A key element remains raising awareness among the general population in urban enzootic areas (habitual presence of the disease in rodents) about:

• The exposure patterns of humans and pets;
• Protection of buildings against mice by preventing rodents from accessing food and shelter through proper storage and disposal of food, waste and rubbish;
• The use of insecticides and repellents to prevent flea bites;
• The risk involved in camping near burrows or handling rodents;
• Reporting dead or sick animals to health authorities.

For suspected bubonic cases, measures to prevent contact should be used while for suspected pulmonary cases, additional precautions should be added (wearing a surgical mask when entering the patient's room).

Patients with bubonic plague without secondary pneumonic and septicemic plague have a very low risk of spreading plague to close contacts.

Vaccine prevention was abandoned because early serums (live attenuated) caused many side effects, sometimes serious. Other forms of vaccine (inactivated whole) were later developed that were not effective enough in pulmonary forms and provided only short-lived immunity.

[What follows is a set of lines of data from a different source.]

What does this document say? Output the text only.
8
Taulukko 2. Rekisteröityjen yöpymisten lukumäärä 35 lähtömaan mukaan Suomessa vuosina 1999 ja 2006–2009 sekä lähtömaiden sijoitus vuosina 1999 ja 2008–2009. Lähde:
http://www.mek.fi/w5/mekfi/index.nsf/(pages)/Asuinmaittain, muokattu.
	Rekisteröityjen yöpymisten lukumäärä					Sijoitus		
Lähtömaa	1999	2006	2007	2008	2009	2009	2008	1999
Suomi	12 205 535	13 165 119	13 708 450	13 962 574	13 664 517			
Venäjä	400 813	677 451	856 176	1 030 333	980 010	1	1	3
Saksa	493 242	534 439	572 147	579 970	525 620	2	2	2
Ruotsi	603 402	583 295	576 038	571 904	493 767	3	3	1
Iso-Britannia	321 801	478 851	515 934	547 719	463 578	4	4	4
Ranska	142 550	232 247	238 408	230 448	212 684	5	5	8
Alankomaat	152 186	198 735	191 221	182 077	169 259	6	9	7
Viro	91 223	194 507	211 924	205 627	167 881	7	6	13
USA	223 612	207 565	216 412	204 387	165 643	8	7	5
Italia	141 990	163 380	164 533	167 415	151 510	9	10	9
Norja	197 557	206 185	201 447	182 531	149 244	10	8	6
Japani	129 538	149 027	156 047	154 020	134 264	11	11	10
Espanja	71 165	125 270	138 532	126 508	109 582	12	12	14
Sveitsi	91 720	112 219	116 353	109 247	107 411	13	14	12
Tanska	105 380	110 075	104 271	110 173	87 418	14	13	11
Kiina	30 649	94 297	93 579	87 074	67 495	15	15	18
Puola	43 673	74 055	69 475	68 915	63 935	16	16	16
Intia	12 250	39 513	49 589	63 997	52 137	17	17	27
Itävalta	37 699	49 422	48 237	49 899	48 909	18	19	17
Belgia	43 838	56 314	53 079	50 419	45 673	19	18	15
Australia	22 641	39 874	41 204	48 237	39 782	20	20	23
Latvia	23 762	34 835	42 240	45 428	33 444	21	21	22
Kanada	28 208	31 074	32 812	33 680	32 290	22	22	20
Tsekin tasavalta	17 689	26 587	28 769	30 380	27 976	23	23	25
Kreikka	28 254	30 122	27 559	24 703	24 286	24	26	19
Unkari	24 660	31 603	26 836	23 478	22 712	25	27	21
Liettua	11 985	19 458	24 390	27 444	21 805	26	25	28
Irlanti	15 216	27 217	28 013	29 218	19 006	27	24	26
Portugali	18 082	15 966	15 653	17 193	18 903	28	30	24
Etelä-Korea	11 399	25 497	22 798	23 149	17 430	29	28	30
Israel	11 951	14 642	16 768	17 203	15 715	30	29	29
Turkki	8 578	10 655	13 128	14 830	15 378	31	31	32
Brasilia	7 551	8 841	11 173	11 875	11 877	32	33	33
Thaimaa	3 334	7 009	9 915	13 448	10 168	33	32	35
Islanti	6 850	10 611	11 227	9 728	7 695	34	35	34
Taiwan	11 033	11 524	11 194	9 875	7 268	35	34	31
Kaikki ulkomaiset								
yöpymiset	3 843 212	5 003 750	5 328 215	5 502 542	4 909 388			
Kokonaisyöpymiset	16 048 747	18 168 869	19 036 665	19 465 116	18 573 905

Recent concerns about the use of the plague agent for bioterrorism have revived research on the topic.

Two virulence factors of Y. pestis, capsular antigen F1 and LcrV (low-calcium response antigen), are currently the most promising avenues for developing new forms of the vaccine. Indeed, a subunit vaccine combining F1 and LcrV has shown promising results in animal models, although its efficacy in humans has yet to be evaluated.

This vaccine could be available in a few years for populations in endemic areas. However, because the immune response to the latter depends mainly on humoral immunity, a booster dose may be necessary.